The concierge expressed optimism. "After all," she said, "Madame is from Angers. You know the proverb about the women of Angers."

She prattled on in this vein; Monsieur Dupres paid no attention. "I will go upstairs," thought he, "and make the sad discovery. Then I can return and confront this old cow with a more appropriate countenance.

"And then, my God! there is the doctor, the notary, the funeral arrangements, aunts, cousins . . . My cigarette is done already, and I scarcely noticed I was smoking it. In a civilized country a bereaved should be left alone with his regrets."

The concierge retired, but would undoubtedly soon return to the attack. Monsieur Dupres felt that he could do with another cigarette, but this time a cigarette smoked under better conditions, so that its healing task might be accomplished unhindered. His nervous condition demanded a seat in a modest caf, a glass of Pernod before him, and all about him the salutary air of cafs, which is infinitely more fragrant than furniture polish.

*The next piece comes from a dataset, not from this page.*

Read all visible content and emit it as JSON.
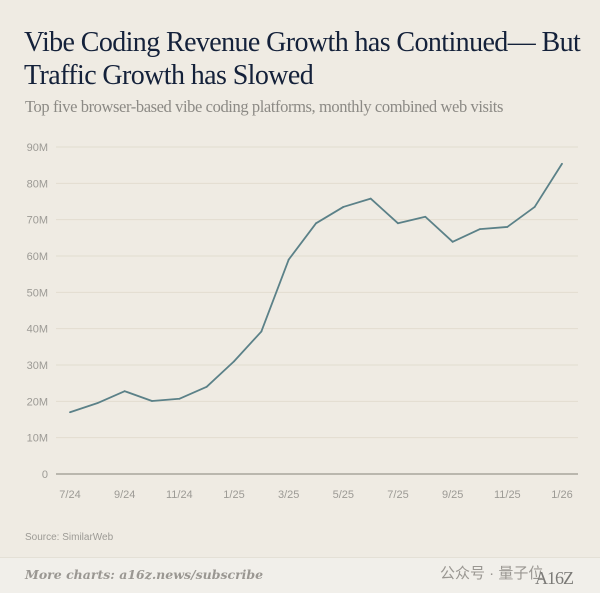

"A cigarette, a Pernod," thought Monsieur Dupres, "and then a good meal! A good meal calls for a glass of cognac afterwards; the digestion requires it, the doctors recommend it. And yet what is one glass of cognac?

"I will tell you," said he to a passing dog. "The first glass of cognac is utilitarian merely. It is like a beautiful woman, who has, however, devoted herself entirely to doing good, to nursing, for example. Nothing is more admirable, but one would like to meet her sister. The second glass, on the other hand, is that self-same sister, equally beautiful, and with leisure for a little harmless diversion. . . . Twenty years!"

Monsieur Dupres went upstairs for his hat.

He decided to go to the Victoire on the Boulevard Montparnasse. It was there they used to celebrate, he and she and Robert, in the old student days, whenever they were in funds. "It will be, in effect, an act of homage," thought he, "far better than disturbing her rest with doctors and cousins. And the cuisine used to be superb."

Soon he was comfortably seated at the Victoire, with a monster Pernod before him. Every sip was like a caress, and, like a caress, led to another. Monsieur Dupres ordered a second glass, and permitted himself to glance at the pages of La Vie Parisienne.